While both modes of testing are efficient, in the testing and assessment industry, experts continually weigh the positives and negatives of CBT and PBT. For example, while computer-based tests have the benefit of added security measures, such as biometrics, migration from PBT could cause a temporary decrease in the number of tests administered. On the other hand, while PBTs may seem less complex than CBT, in the long run, the logistics and delivery of a PBT exam can be complex and can add up financially.
Administrators of certification programs need to look within their business segment to make the best decision for their specific program. When making a decision, association execs should consider the merits of various aspects of the two approaches:
- Administration. While PBTs and CBTs can both be administered effectively, each method offers different benefits during test administration. PBT is often a good selection for large, one-time administrations because a considerable number of candidates can be accommodated for a specific scenario. Smaller associations just exploring a new certification may find PBT to be a safe start. On the flip side, reoccurring exams might be better administered via CBT, as computerized administrations allow tests to be delivered more often, at more locations and with a more flexible schedule. Regional associations with affiliate chapters may also find CBT more effective, especially if launching a long-term certification program.
- Delivery. Paper-based exam booklets must be physically shipped or delivered from one location to another; therefore, logistics, including the time it takes to ship the exams are an important consideration. Conversely, computer-based exams are typically encrypted by the certification test developer and sent electronically to the test administration site. This enables secure and reliable delivery of the exam in near real time, and allows the exam to be delivered in hundreds to thousands of locations cost-effectively.
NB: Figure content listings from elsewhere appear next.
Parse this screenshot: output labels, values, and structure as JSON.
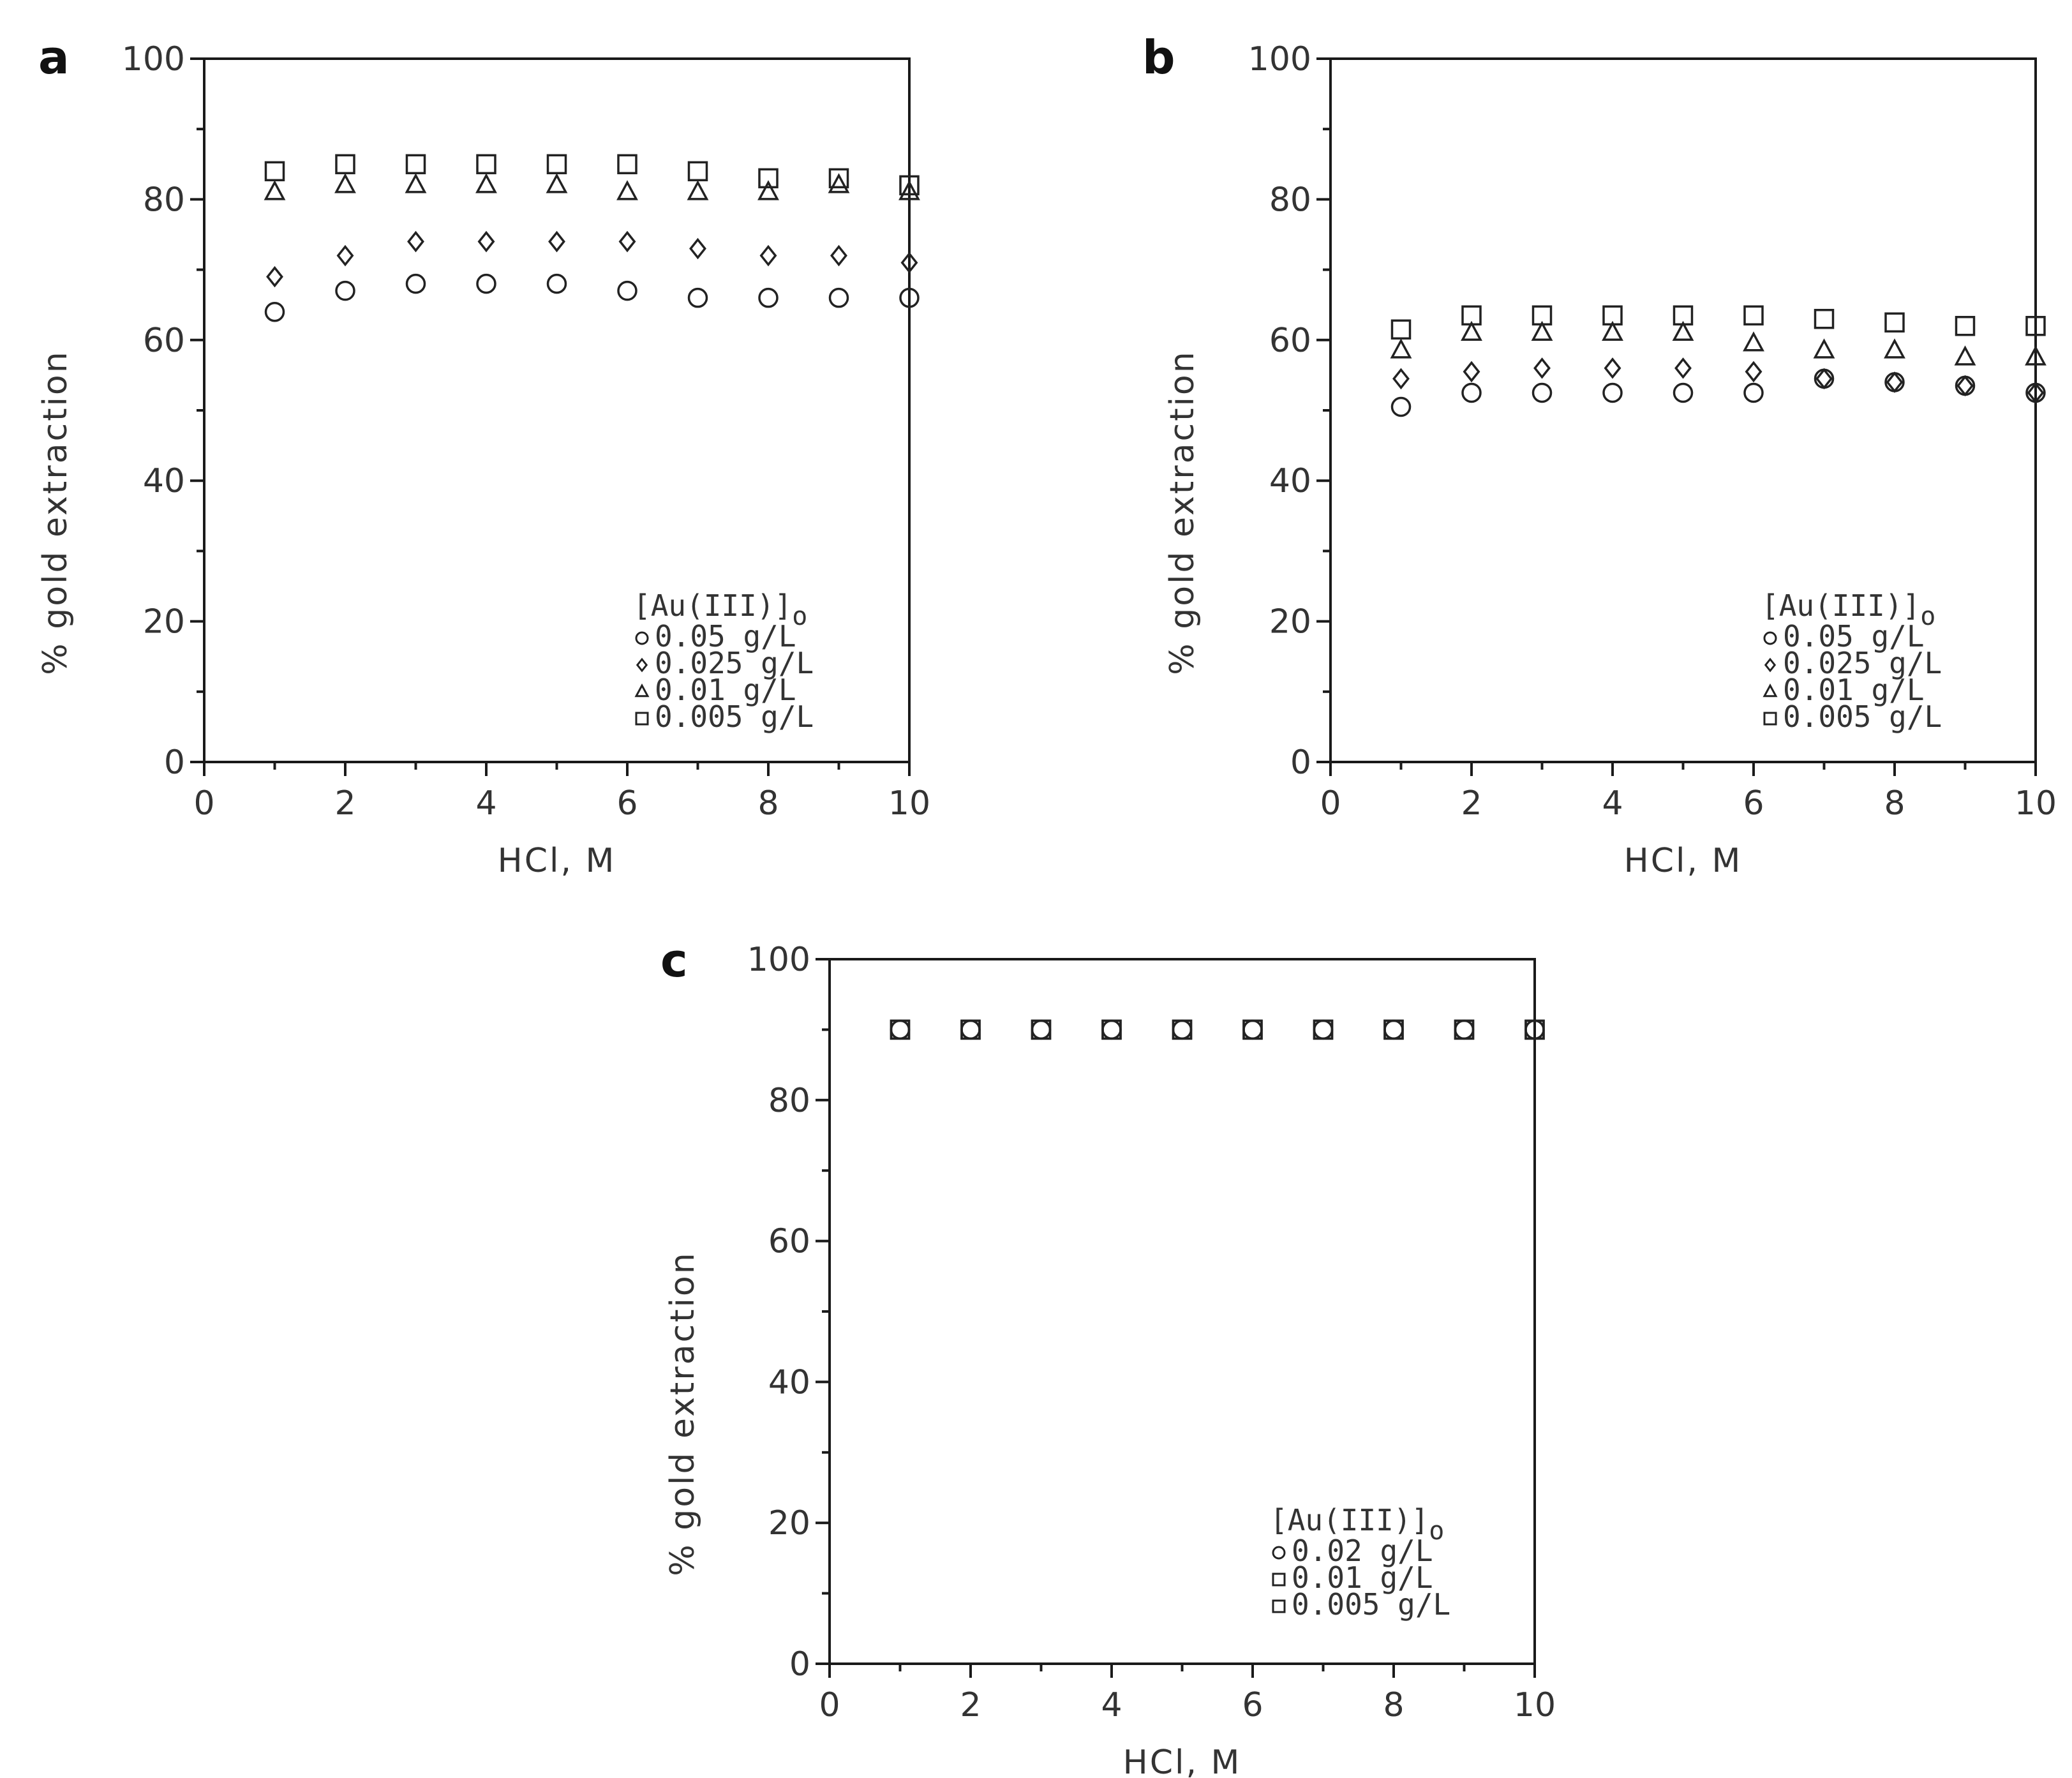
{
  "chart_data": [
    {
      "panel": "a",
      "type": "scatter",
      "xlabel": "HCl,  M",
      "ylabel": "% gold extraction",
      "xlim": [
        0,
        10
      ],
      "ylim": [
        0,
        100
      ],
      "xticks": [
        "0",
        "2",
        "4",
        "6",
        "8",
        "10"
      ],
      "yticks": [
        "0",
        "20",
        "40",
        "60",
        "80",
        "100"
      ],
      "legend_title": "[Au(III)]o",
      "legend_placement": "bottom-right",
      "x": [
        1,
        2,
        3,
        4,
        5,
        6,
        7,
        8,
        9,
        10
      ],
      "series": [
        {
          "name": "0.05  g/L",
          "marker": "circle",
          "values": [
            64,
            67,
            68,
            68,
            68,
            67,
            66,
            66,
            66,
            66
          ]
        },
        {
          "name": "0.025  g/L",
          "marker": "diamond",
          "values": [
            69,
            72,
            74,
            74,
            74,
            74,
            73,
            72,
            72,
            71
          ]
        },
        {
          "name": "0.01  g/L",
          "marker": "triangle",
          "values": [
            81,
            82,
            82,
            82,
            82,
            81,
            81,
            81,
            82,
            81
          ]
        },
        {
          "name": "0.005  g/L",
          "marker": "square",
          "values": [
            84,
            85,
            85,
            85,
            85,
            85,
            84,
            83,
            83,
            82
          ]
        }
      ]
    },
    {
      "panel": "b",
      "type": "scatter",
      "xlabel": "HCl,  M",
      "ylabel": "% gold extraction",
      "xlim": [
        0,
        10
      ],
      "ylim": [
        0,
        100
      ],
      "xticks": [
        "0",
        "2",
        "4",
        "6",
        "8",
        "10"
      ],
      "yticks": [
        "0",
        "20",
        "40",
        "60",
        "80",
        "100"
      ],
      "legend_title": "[Au(III)]o",
      "legend_placement": "bottom-right",
      "x": [
        1,
        2,
        3,
        4,
        5,
        6,
        7,
        8,
        9,
        10
      ],
      "series": [
        {
          "name": "0.05  g/L",
          "marker": "circle",
          "values": [
            50.5,
            52.5,
            52.5,
            52.5,
            52.5,
            52.5,
            54.5,
            54,
            53.5,
            52.5
          ]
        },
        {
          "name": "0.025  g/L",
          "marker": "diamond",
          "values": [
            54.5,
            55.5,
            56,
            56,
            56,
            55.5,
            54.5,
            54,
            53.5,
            52.5
          ]
        },
        {
          "name": "0.01  g/L",
          "marker": "triangle",
          "values": [
            58.5,
            61,
            61,
            61,
            61,
            59.5,
            58.5,
            58.5,
            57.5,
            57.5
          ]
        },
        {
          "name": "0.005  g/L",
          "marker": "square",
          "values": [
            61.5,
            63.5,
            63.5,
            63.5,
            63.5,
            63.5,
            63,
            62.5,
            62,
            62
          ]
        }
      ]
    },
    {
      "panel": "c",
      "type": "scatter",
      "xlabel": "HCl,  M",
      "ylabel": "% gold extraction",
      "xlim": [
        0,
        10
      ],
      "ylim": [
        0,
        100
      ],
      "xticks": [
        "0",
        "2",
        "4",
        "6",
        "8",
        "10"
      ],
      "yticks": [
        "0",
        "20",
        "40",
        "60",
        "80",
        "100"
      ],
      "legend_title": "[Au(III)]o",
      "legend_placement": "bottom-right",
      "x": [
        1,
        2,
        3,
        4,
        5,
        6,
        7,
        8,
        9,
        10
      ],
      "series": [
        {
          "name": "0.02  g/L",
          "marker": "circle",
          "values": [
            90,
            90,
            90,
            90,
            90,
            90,
            90,
            90,
            90,
            90
          ]
        },
        {
          "name": "0.01  g/L",
          "marker": "square",
          "values": [
            90,
            90,
            90,
            90,
            90,
            90,
            90,
            90,
            90,
            90
          ]
        },
        {
          "name": "0.005  g/L",
          "marker": "square",
          "values": [
            90,
            90,
            90,
            90,
            90,
            90,
            90,
            90,
            90,
            90
          ]
        }
      ]
    }
  ]
}
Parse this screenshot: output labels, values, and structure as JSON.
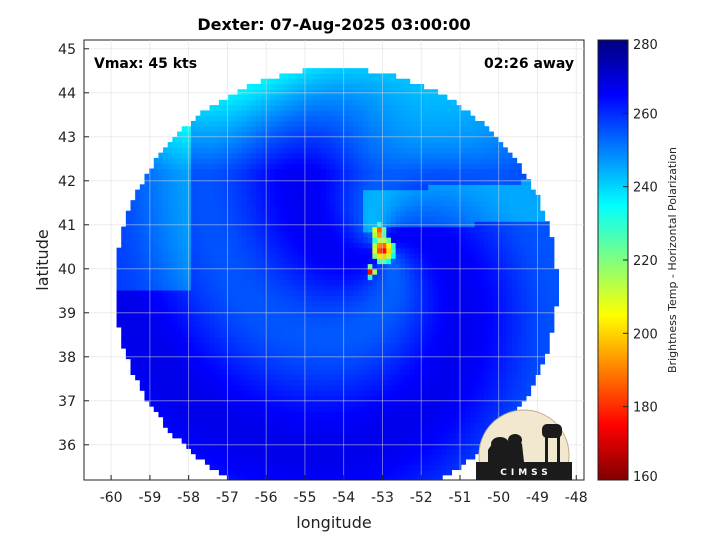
{
  "chart_data": {
    "type": "heatmap",
    "title": "Dexter: 07-Aug-2025 03:00:00",
    "xlabel": "longitude",
    "ylabel": "latitude",
    "xlim": [
      -60.7,
      -47.8
    ],
    "ylim": [
      35.2,
      45.2
    ],
    "xticks": [
      -60,
      -59,
      -58,
      -57,
      -56,
      -55,
      -54,
      -53,
      -52,
      -51,
      -50,
      -49,
      -48
    ],
    "yticks": [
      36,
      37,
      38,
      39,
      40,
      41,
      42,
      43,
      44,
      45
    ],
    "grid": true,
    "annotations": {
      "vmax": "Vmax: 45 kts",
      "time_away": "02:26 away"
    },
    "colorbar": {
      "label": "Brightness Temp - Horizontal Polarization",
      "range": [
        160,
        280
      ],
      "ticks": [
        160,
        180,
        200,
        220,
        240,
        260,
        280
      ],
      "colormap": "jet"
    },
    "storm_center": {
      "lon": -53.0,
      "lat": 40.5
    },
    "swath_center": {
      "lon": -54.2,
      "lat": 39.6
    },
    "swath_radius_deg": 5.7,
    "cold_core_min_temp": 165
  },
  "logo": {
    "text": "CIMSS",
    "name": "cimss-logo"
  },
  "colors": {
    "background": "#ffffff",
    "outside_swath": "#ffffff",
    "grid": "#d9d9d9"
  }
}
- Scoring. While paper-based exams are physically sent from the testing site to the scoring location, computerized exams can often be immediately scored. Using CBT, organizations can benefit from consistent results tabulation, increased speed and accuracy of score reporting. However, other test variations such as essay development or free response could necessitate a PBT format. Manual scoring may be more time intensive, but association members will know that their essays were read by authoritative bodies rather than possibly misread by computers. In short, best scoring methods are often dependent on item format.
- Security. Security elements exist for both PBT and CBT. While both types of exams are offered in proctored environments, well-orchestrated computerized exams can add a few extra layers of security. CBT is typically more secure because the exams are offered in professional centers that increasingly include biometrics for candidate identification, video surveillance, multiple layers of encryption and certified test center administrators. While cheaters may be deterred from the glaring eye of a paper-based proctor, when taking CBTs, exams are not "seen" until a test center administrator brings it up on a candidate's PC.
After weighing PBT versus CBT options, association execs building complex certification exams benefit by identifying a collaborative testing partner to support, enhance and integrate the exam. Test service providers are familiar with every aspect of any test format – and can facilitate a successful and reliable exam launch.
In some cases, associations may want to take an existing PBT exam and re-launch it in CBT format to incorporate new items, item types or a completely new exam. Migrating from PBT to CBT breeds a general perception that the migration will cause risk, problems or mistakes; this is a complete fallacy. Test services providers do this every day – and can conduct a migration with very little, if any, impact to your program. Association executives want to afford their members the best possible testing experience when gaining industry certifications. Ultimately, when deciding on a testing format all factors should be considered and weighed against the association's expectations and program goals. Knowing what needs to be accomplished can often help dictate whether a PBT or a CBT is right for the association and the candidate base.